Il est important de relever que le code du travail maintient l’obligation de revitalisation des bassins d’emploi au même titre que les licenciements économiques pour les entreprises et associations ou les établissements d’au moins 1 000 salariés, ainsi que les entreprises, groupes d’entreprises ou organismes de dimension communautaire employant au moins 1 000 salariés dans les Etats membres de l’Union européenne ou de l’espace économique européen et comportant au moins un établissement/entreprise employant a minima 150 salariés dans au moins deux de ces Etats membres.

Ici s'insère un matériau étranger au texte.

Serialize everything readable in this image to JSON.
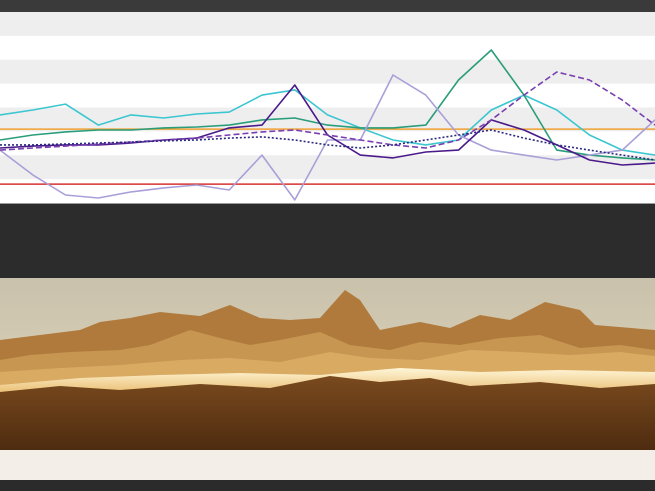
{
  "chart_data": {
    "type": "line",
    "x": [
      0,
      5,
      10,
      15,
      20,
      25,
      30,
      35,
      40,
      45,
      50,
      55,
      60,
      65,
      70,
      75,
      80,
      85,
      90,
      95,
      100
    ],
    "xlim": [
      0,
      100
    ],
    "ylim": [
      0,
      100
    ],
    "grid": "bands",
    "series": [
      {
        "color": "#3cc6d0",
        "style": "solid",
        "values": [
          46.1,
          48.7,
          51.8,
          40.8,
          46.1,
          44.5,
          46.6,
          47.6,
          56.5,
          59.2,
          46.1,
          39.3,
          33.0,
          30.4,
          33.0,
          48.7,
          56.5,
          48.7,
          35.6,
          27.7,
          25.1
        ]
      },
      {
        "color": "#2a9d7a",
        "style": "solid",
        "values": [
          33.0,
          35.6,
          37.2,
          38.2,
          38.2,
          39.3,
          39.8,
          40.8,
          43.5,
          44.5,
          40.8,
          39.3,
          39.3,
          40.8,
          64.4,
          80.1,
          56.5,
          27.7,
          25.1,
          23.6,
          22.5
        ]
      },
      {
        "color": "#a9a0d8",
        "style": "solid",
        "values": [
          27.7,
          14.7,
          4.2,
          2.6,
          5.8,
          7.9,
          9.4,
          6.8,
          25.1,
          1.6,
          33.0,
          33.0,
          67.0,
          56.5,
          35.6,
          27.7,
          25.1,
          22.5,
          25.1,
          27.7,
          43.5
        ]
      },
      {
        "color": "#4b1a8a",
        "style": "solid",
        "values": [
          28.8,
          29.8,
          30.4,
          30.4,
          31.4,
          33.0,
          34.0,
          39.3,
          40.8,
          61.8,
          35.6,
          25.1,
          23.6,
          26.7,
          27.7,
          43.5,
          38.2,
          30.4,
          22.5,
          19.9,
          20.9
        ]
      },
      {
        "color": "#7a3fb0",
        "style": "dashed",
        "values": [
          27.7,
          28.8,
          29.8,
          30.9,
          31.9,
          33.0,
          34.0,
          35.6,
          37.2,
          38.2,
          35.6,
          33.0,
          30.4,
          28.8,
          33.0,
          43.5,
          56.5,
          68.6,
          64.4,
          53.9,
          40.8
        ]
      },
      {
        "color": "#2a2a80",
        "style": "dotted",
        "values": [
          30.4,
          30.4,
          30.9,
          31.4,
          31.9,
          32.5,
          33.0,
          34.0,
          34.6,
          33.0,
          30.4,
          28.8,
          30.4,
          33.0,
          35.6,
          38.2,
          34.0,
          30.4,
          27.7,
          25.1,
          22.5
        ]
      }
    ],
    "reference_lines": [
      {
        "value": 38.7,
        "color": "#f0a030"
      },
      {
        "value": 9.9,
        "color": "#d83030"
      }
    ]
  }
}
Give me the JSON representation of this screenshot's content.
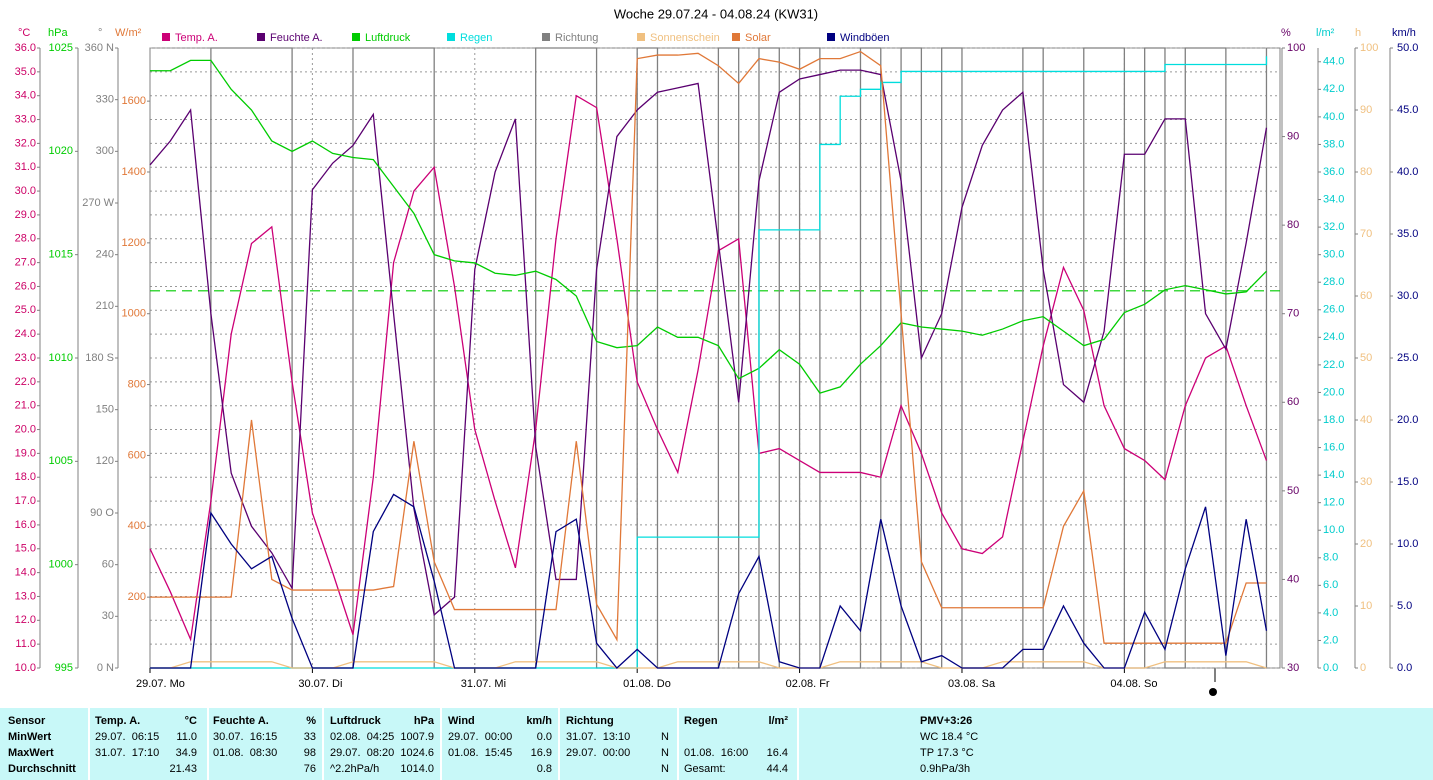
{
  "chart_data": {
    "type": "line",
    "title": "Woche 29.07.24 - 04.08.24 (KW31)",
    "xlim": [
      0,
      167
    ],
    "xticks": [
      {
        "value": 0,
        "label": "29.07. Mo"
      },
      {
        "value": 24,
        "label": "30.07. Di"
      },
      {
        "value": 48,
        "label": "31.07. Mi"
      },
      {
        "value": 72,
        "label": "01.08. Do"
      },
      {
        "value": 96,
        "label": "02.08. Fr"
      },
      {
        "value": 120,
        "label": "03.08. Sa"
      },
      {
        "value": 144,
        "label": "04.08. So"
      }
    ],
    "grid": true,
    "axes": {
      "temp": {
        "unit": "°C",
        "color": "#cc0066",
        "lim": [
          10,
          36
        ],
        "ticks": [
          {
            "value": 10,
            "label": "10.0"
          },
          {
            "value": 11,
            "label": "11.0"
          },
          {
            "value": 12,
            "label": "12.0"
          },
          {
            "value": 13,
            "label": "13.0"
          },
          {
            "value": 14,
            "label": "14.0"
          },
          {
            "value": 15,
            "label": "15.0"
          },
          {
            "value": 16,
            "label": "16.0"
          },
          {
            "value": 17,
            "label": "17.0"
          },
          {
            "value": 18,
            "label": "18.0"
          },
          {
            "value": 19,
            "label": "19.0"
          },
          {
            "value": 20,
            "label": "20.0"
          },
          {
            "value": 21,
            "label": "21.0"
          },
          {
            "value": 22,
            "label": "22.0"
          },
          {
            "value": 23,
            "label": "23.0"
          },
          {
            "value": 24,
            "label": "24.0"
          },
          {
            "value": 25,
            "label": "25.0"
          },
          {
            "value": 26,
            "label": "26.0"
          },
          {
            "value": 27,
            "label": "27.0"
          },
          {
            "value": 28,
            "label": "28.0"
          },
          {
            "value": 29,
            "label": "29.0"
          },
          {
            "value": 30,
            "label": "30.0"
          },
          {
            "value": 31,
            "label": "31.0"
          },
          {
            "value": 32,
            "label": "32.0"
          },
          {
            "value": 33,
            "label": "33.0"
          },
          {
            "value": 34,
            "label": "34.0"
          },
          {
            "value": 35,
            "label": "35.0"
          },
          {
            "value": 36,
            "label": "36.0"
          }
        ]
      },
      "pressure": {
        "unit": "hPa",
        "color": "#00cc00",
        "lim": [
          995,
          1025
        ],
        "ticks": [
          995,
          1000,
          1005,
          1010,
          1015,
          1020,
          1025
        ]
      },
      "direction": {
        "unit": "°",
        "color": "#808080",
        "lim": [
          0,
          360
        ],
        "ticks": [
          {
            "value": 0,
            "label": "0 N"
          },
          30,
          60,
          {
            "value": 90,
            "label": "90 O"
          },
          120,
          150,
          {
            "value": 180,
            "label": "180 S"
          },
          210,
          240,
          {
            "value": 270,
            "label": "270 W"
          },
          300,
          330,
          {
            "value": 360,
            "label": "360 N"
          }
        ]
      },
      "solar": {
        "unit": "W/m²",
        "color": "#e07838",
        "lim": [
          0,
          1750
        ],
        "ticks": [
          200,
          400,
          600,
          800,
          1000,
          1200,
          1400,
          1600
        ]
      },
      "humidity": {
        "unit": "%",
        "color": "#660066",
        "lim": [
          30,
          100
        ],
        "ticks": [
          30,
          40,
          50,
          60,
          70,
          80,
          90,
          100
        ]
      },
      "rain": {
        "unit": "l/m²",
        "color": "#00cccc",
        "lim": [
          0,
          45
        ],
        "ticks": [
          {
            "value": 0,
            "label": "0.0"
          },
          {
            "value": 2,
            "label": "2.0"
          },
          {
            "value": 4,
            "label": "4.0"
          },
          {
            "value": 6,
            "label": "6.0"
          },
          {
            "value": 8,
            "label": "8.0"
          },
          {
            "value": 10,
            "label": "10.0"
          },
          {
            "value": 12,
            "label": "12.0"
          },
          {
            "value": 14,
            "label": "14.0"
          },
          {
            "value": 16,
            "label": "16.0"
          },
          {
            "value": 18,
            "label": "18.0"
          },
          {
            "value": 20,
            "label": "20.0"
          },
          {
            "value": 22,
            "label": "22.0"
          },
          {
            "value": 24,
            "label": "24.0"
          },
          {
            "value": 26,
            "label": "26.0"
          },
          {
            "value": 28,
            "label": "28.0"
          },
          {
            "value": 30,
            "label": "30.0"
          },
          {
            "value": 32,
            "label": "32.0"
          },
          {
            "value": 34,
            "label": "34.0"
          },
          {
            "value": 36,
            "label": "36.0"
          },
          {
            "value": 38,
            "label": "38.0"
          },
          {
            "value": 40,
            "label": "40.0"
          },
          {
            "value": 42,
            "label": "42.0"
          },
          {
            "value": 44,
            "label": "44.0"
          }
        ]
      },
      "sunshine": {
        "unit": "h",
        "color": "#f0c080",
        "lim": [
          0,
          100
        ],
        "ticks": [
          0,
          10,
          20,
          30,
          40,
          50,
          60,
          70,
          80,
          90,
          100
        ]
      },
      "wind": {
        "unit": "km/h",
        "color": "#000080",
        "lim": [
          0,
          50
        ],
        "ticks": [
          {
            "value": 0,
            "label": "0.0"
          },
          {
            "value": 5,
            "label": "5.0"
          },
          {
            "value": 10,
            "label": "10.0"
          },
          {
            "value": 15,
            "label": "15.0"
          },
          {
            "value": 20,
            "label": "20.0"
          },
          {
            "value": 25,
            "label": "25.0"
          },
          {
            "value": 30,
            "label": "30.0"
          },
          {
            "value": 35,
            "label": "35.0"
          },
          {
            "value": 40,
            "label": "40.0"
          },
          {
            "value": 45,
            "label": "45.0"
          },
          {
            "value": 50,
            "label": "50.0"
          }
        ]
      }
    },
    "reference_line": {
      "value": 1013.25,
      "axis": "pressure"
    },
    "x": [
      0,
      3,
      6,
      9,
      12,
      15,
      18,
      21,
      24,
      27,
      30,
      33,
      36,
      39,
      42,
      45,
      48,
      51,
      54,
      57,
      60,
      63,
      66,
      69,
      72,
      75,
      78,
      81,
      84,
      87,
      90,
      93,
      96,
      99,
      102,
      105,
      108,
      111,
      114,
      117,
      120,
      123,
      126,
      129,
      132,
      135,
      138,
      141,
      144,
      147,
      150,
      153,
      156,
      159,
      162,
      165
    ],
    "series": [
      {
        "name": "Temp. A.",
        "color": "#cc0077",
        "axis": "temp",
        "values": [
          15,
          13.2,
          11.2,
          17,
          24,
          27.8,
          28.5,
          22,
          16.5,
          14,
          11.4,
          18,
          27,
          30,
          31,
          26,
          20,
          17,
          14.2,
          20,
          28,
          34,
          33.5,
          28,
          22,
          20,
          18.2,
          22.5,
          27.5,
          28,
          19,
          19.2,
          18.7,
          18.2,
          18.2,
          18.2,
          18,
          21,
          19,
          16.5,
          15,
          14.8,
          15.5,
          19.5,
          23.5,
          26.8,
          25,
          21,
          19.2,
          18.7,
          17.9,
          21,
          23,
          23.5,
          21,
          18.7
        ]
      },
      {
        "name": "Feuchte A.",
        "color": "#5a0070",
        "axis": "humidity",
        "values": [
          86.8,
          89.5,
          93,
          70,
          52,
          46,
          43,
          39,
          84,
          87,
          89,
          92.5,
          70,
          48,
          36,
          38,
          75,
          86,
          92,
          55,
          40,
          40,
          75,
          90,
          93,
          95,
          95.5,
          96,
          78,
          60,
          85,
          95,
          96.5,
          97,
          97.5,
          97.5,
          97,
          85,
          65,
          70,
          82,
          89,
          93,
          95,
          75,
          62,
          60,
          68,
          88,
          88,
          92,
          92,
          70,
          66,
          78,
          91
        ]
      },
      {
        "name": "Luftdruck",
        "color": "#00cc00",
        "axis": "pressure",
        "values": [
          1023.9,
          1023.9,
          1024.4,
          1024.4,
          1023,
          1022,
          1020.5,
          1020,
          1020.5,
          1019.9,
          1019.7,
          1019.6,
          1018.3,
          1017,
          1015,
          1014.7,
          1014.6,
          1014.1,
          1014,
          1014.2,
          1013.8,
          1013,
          1010.8,
          1010.5,
          1010.6,
          1011.5,
          1011,
          1011,
          1010.6,
          1009,
          1009.5,
          1010.4,
          1009.7,
          1008.3,
          1008.6,
          1009.7,
          1010.6,
          1011.7,
          1011.5,
          1011.4,
          1011.3,
          1011.1,
          1011.4,
          1011.8,
          1012,
          1011.3,
          1010.6,
          1010.9,
          1012.2,
          1012.6,
          1013.3,
          1013.5,
          1013.3,
          1013.1,
          1013.2,
          1014.2
        ]
      },
      {
        "name": "Regen",
        "color": "#00dddd",
        "axis": "rain",
        "draw": "step",
        "values": [
          0,
          0,
          0,
          0,
          0,
          0,
          0,
          0,
          0,
          0,
          0,
          0,
          0,
          0,
          0,
          0,
          0,
          0,
          0,
          0,
          0,
          0,
          0,
          0,
          9.5,
          9.5,
          9.5,
          9.5,
          9.5,
          9.5,
          31.8,
          31.8,
          31.8,
          38,
          41.5,
          42,
          42.5,
          43.3,
          43.3,
          43.3,
          43.3,
          43.3,
          43.3,
          43.3,
          43.3,
          43.3,
          43.3,
          43.3,
          43.3,
          43.3,
          43.8,
          43.8,
          43.8,
          43.8,
          43.8,
          44.4
        ]
      },
      {
        "name": "Richtung",
        "color": "#808080",
        "axis": "direction",
        "draw": "step",
        "values": [
          0,
          0,
          0,
          360,
          360,
          360,
          360,
          0,
          0,
          0,
          360,
          360,
          360,
          360,
          0,
          0,
          0,
          0,
          0,
          360,
          360,
          360,
          0,
          0,
          360,
          0,
          0,
          0,
          360,
          0,
          360,
          0,
          360,
          0,
          0,
          360,
          0,
          360,
          0,
          360,
          0,
          0,
          0,
          360,
          0,
          0,
          360,
          360,
          0,
          360,
          0,
          360,
          360,
          0,
          0,
          360
        ]
      },
      {
        "name": "Sonnenschein",
        "color": "#f0c080",
        "axis": "sunshine",
        "values": [
          0,
          0,
          1,
          1,
          1,
          1,
          1,
          0,
          0,
          0,
          1,
          1,
          1,
          1,
          1,
          0,
          0,
          0,
          1,
          1,
          1,
          1,
          1,
          0,
          0,
          0,
          1,
          1,
          1,
          1,
          1,
          0,
          0,
          0,
          1,
          1,
          1,
          1,
          1,
          0,
          0,
          0,
          1,
          1,
          1,
          1,
          1,
          0,
          0,
          0,
          1,
          1,
          1,
          1,
          1,
          0
        ]
      },
      {
        "name": "Solar",
        "color": "#e07838",
        "axis": "solar",
        "values": [
          200,
          200,
          200,
          200,
          200,
          700,
          250,
          220,
          220,
          220,
          220,
          220,
          230,
          640,
          300,
          165,
          165,
          165,
          165,
          165,
          165,
          640,
          180,
          80,
          1720,
          1730,
          1730,
          1735,
          1700,
          1650,
          1720,
          1710,
          1690,
          1720,
          1720,
          1740,
          1700,
          1000,
          300,
          170,
          170,
          170,
          170,
          170,
          170,
          400,
          500,
          70,
          70,
          70,
          70,
          70,
          70,
          70,
          240,
          240
        ]
      },
      {
        "name": "Windböen",
        "color": "#000080",
        "axis": "wind",
        "values": [
          0,
          0,
          0,
          12.5,
          10,
          8,
          9,
          4,
          0,
          0,
          0,
          11,
          14,
          13,
          7,
          0,
          0,
          0,
          0,
          0,
          11,
          12,
          2,
          0,
          1.5,
          0,
          0,
          0,
          0,
          6,
          9,
          0.5,
          0,
          0,
          5,
          3,
          12,
          5,
          0.5,
          1,
          0,
          0,
          0,
          1.5,
          1.5,
          5,
          2,
          0,
          0,
          4.5,
          1.5,
          8,
          13,
          1,
          12,
          3
        ]
      }
    ]
  },
  "stats": {
    "sensor_label": "Sensor",
    "row_labels": [
      "MinWert",
      "MaxWert",
      "Durchschnitt"
    ],
    "columns": [
      {
        "name": "Temp. A.",
        "unit": "°C",
        "cells": [
          {
            "time": "29.07.  06:15",
            "value": "11.0"
          },
          {
            "time": "31.07.  17:10",
            "value": "34.9"
          },
          {
            "value": "21.43"
          }
        ]
      },
      {
        "name": "Feuchte A.",
        "unit": "%",
        "cells": [
          {
            "time": "30.07.  16:15",
            "value": "33"
          },
          {
            "time": "01.08.  08:30",
            "value": "98"
          },
          {
            "value": "76"
          }
        ]
      },
      {
        "name": "Luftdruck",
        "unit": "hPa",
        "cells": [
          {
            "time": "02.08.  04:25",
            "value": "1007.9"
          },
          {
            "time": "29.07.  08:20",
            "value": "1024.6"
          },
          {
            "time": "^2.2hPa/h",
            "value": "1014.0"
          }
        ]
      },
      {
        "name": "Wind",
        "unit": "km/h",
        "cells": [
          {
            "time": "29.07.  00:00",
            "value": "0.0"
          },
          {
            "time": "01.08.  15:45",
            "value": "16.9"
          },
          {
            "value": "0.8"
          }
        ]
      },
      {
        "name": "Richtung",
        "cells": [
          {
            "time": "31.07.  13:10",
            "value": "N"
          },
          {
            "time": "29.07.  00:00",
            "value": "N"
          },
          {
            "value": "N"
          }
        ]
      },
      {
        "name": "Regen",
        "unit": "l/m²",
        "cells": [
          null,
          {
            "time": "01.08.  16:00",
            "value": "16.4"
          },
          {
            "time": "Gesamt:",
            "value": "44.4"
          }
        ]
      }
    ],
    "pmv": {
      "title": "PMV+3:26",
      "lines": [
        "WC 18.4 °C",
        "TP 17.3 °C",
        "0.9hPa/3h"
      ]
    }
  }
}
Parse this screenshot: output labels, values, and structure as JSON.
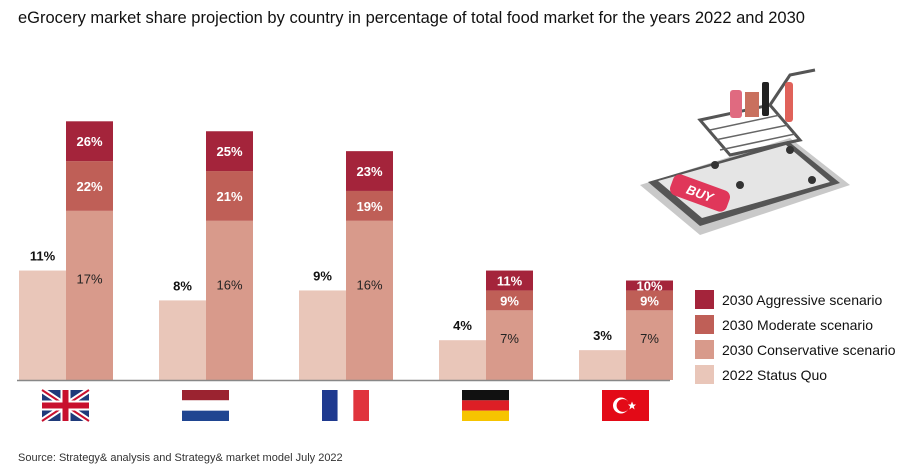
{
  "chart_data": {
    "type": "bar",
    "title": "eGrocery market share projection by country in percentage of total food market for the years 2022 and 2030",
    "categories": [
      "United Kingdom",
      "Netherlands",
      "France",
      "Germany",
      "Turkey"
    ],
    "series": [
      {
        "name": "2022 Status Quo",
        "values": [
          11,
          8,
          9,
          4,
          3
        ],
        "labels": [
          "11%",
          "8%",
          "9%",
          "4%",
          "3%"
        ],
        "color": "#e9c6b9"
      },
      {
        "name": "2030 Conservative scenario",
        "values": [
          17,
          16,
          16,
          7,
          7
        ],
        "labels": [
          "17%",
          "16%",
          "16%",
          "7%",
          "7%"
        ],
        "color": "#d89a8b"
      },
      {
        "name": "2030 Moderate scenario",
        "values": [
          22,
          21,
          19,
          9,
          9
        ],
        "labels": [
          "22%",
          "21%",
          "19%",
          "9%",
          "9%"
        ],
        "color": "#bf5f57"
      },
      {
        "name": "2030 Aggressive scenario",
        "values": [
          26,
          25,
          23,
          11,
          10
        ],
        "labels": [
          "26%",
          "25%",
          "23%",
          "11%",
          "10%"
        ],
        "color": "#a4243b"
      }
    ],
    "legend_order": [
      "2030 Aggressive scenario",
      "2030 Moderate scenario",
      "2030 Conservative scenario",
      "2022 Status Quo"
    ],
    "legend_position": "right",
    "ylim": [
      0,
      26
    ],
    "grid": false,
    "xlabel": "",
    "ylabel": ""
  },
  "illustration": {
    "button_text": "BUY"
  },
  "source": "Source: Strategy& analysis and Strategy& market model July 2022"
}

L’obligation de revitalisation des territoires trouvera application dès lors que les suppressions d’emplois affectent l’équilibre du bassin d’emploi considéré. Il appartiendra alors aux structures de contribuer à la création d’activités et au développement d’emplois afin d’atténuer les effets de la rupture conventionnelle collective mise en place sur les autres structures appartenant au même bassin.

En pratique, le code du travail prévoit l’obligation pour l’entreprise de conclure, dans un délai de 6 mois à compter de la validation de la rupture conventionnelle, une convention avec l’autorité administrative compétente déterminant la nature, les modalités de financement et les modalités de mise en œuvre des actions précédemment évoquées (C. trav. art. L. 1237-19-9 et L. 1237-19-10).

Notes

(1) Ordonnance n° 2017-1387 du 22 septembre 2017 relative à la prévisibilité et la sécurisation des relations de travail, J.O. du 23-09-17.

(2) Décrets n° 2017-1723 et n° 2017-1724 du 20 décembre 2017, J.O. du 22-12-17.